The Top 5 Things Digital TV Should Be

  1. Simple and convenient place for consumer to get new and/or recycled information
  2. Integrated with elements of the overall communications plan
  3. Adding value to current viewing experience
  4. Creative ad placements tailored to meet client goals
  5. Enhancement to TV ad dollars

So please, let's get our heads out of 1994 and starting talking about 2010 solutions for advertisers. Let's talk about raising brand awareness, brand recall, and purchase intent. Let's talk about the consumer convenience of engaging with a brand via the remote control. Let's talk about "what's next" for advertisers. Let's talk about digital TV.

0 comments on "Interactive TV Advertising: DEAD In Water! But Digital TV Is Alive & Kicking ".

  1. Rich Reader from WOMbuzz
    commented on: October 29, 2009 at 1:39 p.m.

    Blame the message & its' gurus, but neither the messenger nor the medium. The obstacles perceived through worn-out spectacles and narrow points-of-view are illusions, as long as the intent of the interaction is to cram the wrong messages down the public's collective esophagus.

    If the gurus ask the wrong questions, they will get the wrong answers. If they don't listen carefully when asking the right questions in a multitude of phrasings, and they fail to carefully analyze the responses for subtle nuances, it doesn't matter just how right the questions were.

    Audiences don't interact with content that they do not find sufficiently engaging.

    When agencies and their creative archetypes pay attention to social media's rules of engagement, and invest sufficient energy wisely into those rules, they will be richly rewarded.

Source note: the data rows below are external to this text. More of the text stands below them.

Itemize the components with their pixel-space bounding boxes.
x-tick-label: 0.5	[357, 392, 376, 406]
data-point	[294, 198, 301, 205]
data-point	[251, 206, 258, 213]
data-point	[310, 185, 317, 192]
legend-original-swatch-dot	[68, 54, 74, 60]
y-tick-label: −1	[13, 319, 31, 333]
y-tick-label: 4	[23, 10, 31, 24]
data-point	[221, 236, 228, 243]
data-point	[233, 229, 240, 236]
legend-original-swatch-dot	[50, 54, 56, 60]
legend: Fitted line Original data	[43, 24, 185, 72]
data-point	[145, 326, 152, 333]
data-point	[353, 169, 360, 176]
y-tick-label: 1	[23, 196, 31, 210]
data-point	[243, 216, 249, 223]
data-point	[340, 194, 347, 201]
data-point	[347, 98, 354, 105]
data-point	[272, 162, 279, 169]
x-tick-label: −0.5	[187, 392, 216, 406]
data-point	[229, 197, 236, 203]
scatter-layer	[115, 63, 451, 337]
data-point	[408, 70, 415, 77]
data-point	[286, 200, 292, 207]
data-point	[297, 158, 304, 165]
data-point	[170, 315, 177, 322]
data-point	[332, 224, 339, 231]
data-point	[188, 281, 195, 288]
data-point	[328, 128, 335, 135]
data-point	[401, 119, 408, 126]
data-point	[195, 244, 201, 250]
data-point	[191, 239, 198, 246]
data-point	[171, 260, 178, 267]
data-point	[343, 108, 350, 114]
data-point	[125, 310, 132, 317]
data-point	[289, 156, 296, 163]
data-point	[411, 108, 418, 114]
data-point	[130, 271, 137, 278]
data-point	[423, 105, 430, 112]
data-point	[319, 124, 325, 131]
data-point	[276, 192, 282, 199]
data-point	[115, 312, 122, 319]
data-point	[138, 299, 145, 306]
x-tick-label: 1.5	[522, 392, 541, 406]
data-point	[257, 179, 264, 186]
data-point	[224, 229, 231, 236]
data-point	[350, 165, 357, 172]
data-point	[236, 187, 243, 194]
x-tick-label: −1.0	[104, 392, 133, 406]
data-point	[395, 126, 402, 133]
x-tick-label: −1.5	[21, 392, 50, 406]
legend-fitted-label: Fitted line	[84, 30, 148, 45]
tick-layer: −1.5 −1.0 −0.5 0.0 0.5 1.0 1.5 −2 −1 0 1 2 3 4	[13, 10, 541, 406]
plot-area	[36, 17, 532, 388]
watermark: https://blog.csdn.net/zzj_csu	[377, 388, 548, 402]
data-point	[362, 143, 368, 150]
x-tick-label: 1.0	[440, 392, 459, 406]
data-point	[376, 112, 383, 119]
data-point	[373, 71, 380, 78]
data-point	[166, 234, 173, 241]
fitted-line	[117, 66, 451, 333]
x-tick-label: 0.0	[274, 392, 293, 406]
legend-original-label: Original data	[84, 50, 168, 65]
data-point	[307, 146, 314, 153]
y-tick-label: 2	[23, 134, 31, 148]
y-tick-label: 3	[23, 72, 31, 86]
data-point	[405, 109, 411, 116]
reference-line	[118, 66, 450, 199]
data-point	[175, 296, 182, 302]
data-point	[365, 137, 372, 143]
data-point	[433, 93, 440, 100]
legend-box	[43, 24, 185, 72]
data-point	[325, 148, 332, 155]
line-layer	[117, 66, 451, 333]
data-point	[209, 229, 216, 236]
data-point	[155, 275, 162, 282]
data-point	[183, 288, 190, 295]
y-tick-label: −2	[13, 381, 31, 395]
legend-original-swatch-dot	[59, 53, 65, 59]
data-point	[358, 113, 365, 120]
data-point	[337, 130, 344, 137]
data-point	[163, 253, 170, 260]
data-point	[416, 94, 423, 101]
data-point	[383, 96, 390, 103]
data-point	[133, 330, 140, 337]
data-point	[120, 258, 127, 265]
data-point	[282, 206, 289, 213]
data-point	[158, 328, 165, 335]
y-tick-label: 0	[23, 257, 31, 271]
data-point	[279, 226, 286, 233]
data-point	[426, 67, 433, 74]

If they stick to their "traditional wisdom" whereby they pretend to control the game and take shortcuts at every step, then they will find themselves ejected from the playing field.

  2. Jonathan Mirow from BroadbandVideo, Inc.
    commented on: October 29, 2009 at 2:32 p.m.

    Liked the lists. Just got done giving a talk on internet video programming. Here are my lists:

    What internet video programming is NOT:
    1) Encoded TV Shows
    2) Encoded Public Domain Movies
    3) 99.99% of what is found on YouTube and other video sharing sites
    4) “User Generated” (as a rule)

    What internet video programming IS:
    1) Engaging, informative and entertaining
    2) Interactive at several levels
    3) Distributed throughout the web (found at several locations in several formats)
    4) Professional (in concept as opposed to execution)

  3. Robert Rosenthal from Rosenthal Heavy Industries
    commented on: October 29, 2009 at 5:29 p.m.

    Agreed, Chris. But whatever it's called, the tipping point has been reached as the more enlightened marketers are jumping in.